Just so easy to make at home – Sauerkraut is a fermented cabbage dish which is often closely associated with Germany, Alsace, and the Netherlands, although China and Korea also make their own versions. When made well, sauerkraut has a characteristically tangy, zesty flavor which some consumers find quite enjoyable. It is often used as a garnish, especially with meats like sausage, and it can also be added to salads, sandwiches, and other foods. Most markets carry sauerkraut, and it can also be made at home relatively easily.

There are only two ingredients in traditional sauerkraut: shredded cabbage and salt. The cabbage is tossed with copious amounts of salt and then tightly packed into a crock or airtight jar. The salty conditions promote beneficial acid forming bacteria, which convert the natural sugars in the cabbage into lactic and acetic acid, which will preserve the cabbage and give it a tang. If using a traditional crock, the sauerkraut must periodically be skimmed to remove natural scum; once cured, the dish can be canned and kept for up to several years.


The history of Sauerkraut

Versions of sauerkraut appeared in China as far back as 2,000 years ago, and the Roman writers, mentioned preserving cabbages and turnips with salt. It is believed to have been introduced to Europe in its present form 1,000 years later by Genghis Khan after plundering China. The Tartars took it in their saddlebags to Europe. There it took root mostly in Eastern European and Germanic cuisines, but also in countries such as France.

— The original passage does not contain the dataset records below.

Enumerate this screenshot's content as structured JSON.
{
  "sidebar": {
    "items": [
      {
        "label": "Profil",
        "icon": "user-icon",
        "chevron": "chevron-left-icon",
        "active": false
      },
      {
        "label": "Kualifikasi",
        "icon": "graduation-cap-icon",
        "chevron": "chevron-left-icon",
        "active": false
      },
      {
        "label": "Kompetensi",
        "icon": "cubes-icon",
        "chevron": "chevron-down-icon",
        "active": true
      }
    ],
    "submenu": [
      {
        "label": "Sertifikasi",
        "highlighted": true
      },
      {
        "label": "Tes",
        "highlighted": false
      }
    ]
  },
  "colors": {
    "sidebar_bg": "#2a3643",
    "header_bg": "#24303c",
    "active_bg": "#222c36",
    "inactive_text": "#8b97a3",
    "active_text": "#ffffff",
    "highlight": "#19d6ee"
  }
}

Contrary to popular belief, sauerkraut is not a national German dish, and is actually eaten mostly in Russia, United States, and France. Some authorities say that it originated in Alsace, a traditionally German speaking region that today belongs to France.

The gastronomic symbol of the région is Choucroute, a local variety of sauerkraut. The word sauerkraut in Alsatian has the form sûrkrût, same as in other southwestern German dialects, and means “sour cabbage” as its Standard German equivalent. This word was included into the French language as choucroute.